Using Single Sign-On Service
The com.sabre.edge.cf.sso.SsoService provides the capability of generating the assertion following the SAML standard. Such assertion can be used by Red App’s web service to authenticate users signed in to Sabre Red 360.
Requirements
Sabre Red 360 has defined some requirements for Single Sign-On service.
Minimal Dependencies
-
com.sabre.edge.cf.core
-
com.sabre.edge.cf.model
-
com.sabre.edge.cf.sso
Classes
-
If your Red App does not contribute to the UI, your Activator must extend AbstractEdgeBaseNonUIPlugin.
-
If your Red App does contribute to the UI, your Activator must extend AbstractEdgeBasePlugin.
-
You must use the getServiceReference() method to get a reference to the token.
Recommended Authentication using the SSO service
-
Create your redapp.xml configuration file and add the following authorization entry to the file to use the SSO communications service: <Authorization name="com.sabre.edge.cf.sso.SsoService" threshold="10" metric="tpm" />
-
Obtain a reference to the ISRWCommunication service: ISRWCommunication COM = Activator.getDefault().getServiceReference(ISRWCommunication.class);
-
Create an instance of the SSORequest class, providing your Service Provider ID. You can also pass additional (Red App’s specific) parameters as a map (optionally) using the other constructor.
-
Create an instance of the SsoServiceClient class and call the send() method with an instance of the SSORequest class.
-
Retrieve a response to the ClientResponse<SsoResponse> reference. This class provides these methods:
-
isSuccess() to check for status - if it returns false, getPayload() will return null value.
-
getErrors() retrieving errors (if occurred)
-
getPayload() to obtain a response (returns Base64 encoded assertion)
-
-
Send the assertion to your web service.
-
Your web service should validate the assertion to make sure it was generated by Sabre’s Single Sign-On Service, using one of the following ways:
-
Create a request to the web service sending an assertion (see: Assertion Validation). This is the recommended way.
-
Validate the assertion manually using Sabre Red 360 public key and external libraries supporting SAML (like Shibboleth or OpenAM)
-
Note
|
It is very important that your service validates the assertion before creating a session, as it could be counterfeited. |
The following code listing demonstrates how to use Single Sign-On service:
HashMap <String, String> applicationParameters = new HashMap <String, String>();
applicationParameters.put("address", "Wadowicka 6D");
SsoServiceClient client = new SsoServiceClient(COM);
SsoRequest request = new SsoRequest("http://yourdomain.com/yourservice", applicationParameters);
ClientResponse <SsoResponse> response = client.send(request);
if (response.isSuccess())
{
String assertion = response.getPayload().getAssertion();
// Process assertion
}
else
{
for (IError error : response.getErrors())
{
// Process error
}
}
You can find error codes retrieved in SRWRuntime Error Codes section.
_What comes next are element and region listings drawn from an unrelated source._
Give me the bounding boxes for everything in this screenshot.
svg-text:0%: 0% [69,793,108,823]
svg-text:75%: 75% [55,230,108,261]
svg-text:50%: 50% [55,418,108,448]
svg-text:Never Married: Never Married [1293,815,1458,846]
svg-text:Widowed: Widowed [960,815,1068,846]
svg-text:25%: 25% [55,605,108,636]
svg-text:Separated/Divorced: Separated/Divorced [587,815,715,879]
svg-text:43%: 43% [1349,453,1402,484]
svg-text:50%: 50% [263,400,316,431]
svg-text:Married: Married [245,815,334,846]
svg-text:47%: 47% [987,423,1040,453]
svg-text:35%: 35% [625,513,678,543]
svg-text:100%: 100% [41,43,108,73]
Assertion’s parameters included automatically
Sabre Red 360 includes the following parameters to each assertion automatically (included parameters names as they come in the assertion):
-
Agent ID (used to sign in to Sabre Red 360) as epr
-
Agent PCC (used to sign in to Sabre Red 360) as pcc
-
First Name as firstName
-
Last Name as lastName
-
Email as email
-
Full Phone Number as phone
-
Agency Name as agencyName
-
Affiliation as affiliation
-
Language as language
-
City as city
-
State as state
-
Country as country
-
Region as region
-
ARC IATA as arcIata
-
Agent Sign as agentSign
-
Red App ID as redappId
-
Point of Sale as pos
-
Customer business unit (T3) as custBU, since 1.0.2 version of com.sabre.edge.cf.sso plugin
-
Customer employee id (T4) as custEmplID, since 1.0.2 version of com.sabre.edge.cf.sso plugin
Note
|
Agents can configure items 3 through 7 in Agent’s Profile preference page. The other items cannot be modified. |
Assertion Processing
In most cases assertion processing will involve sending the assertion in a POST request to your server side component. If you maintain separate environments for development and production, you need to use IConfigService to configure these URLs using proper environment suffixes.
Assertion Validation
Information about available ways to validate SAML assertions can be found here.
Sample implementation
See the com.sabre.redapp.example3.web.sso sample for implementation.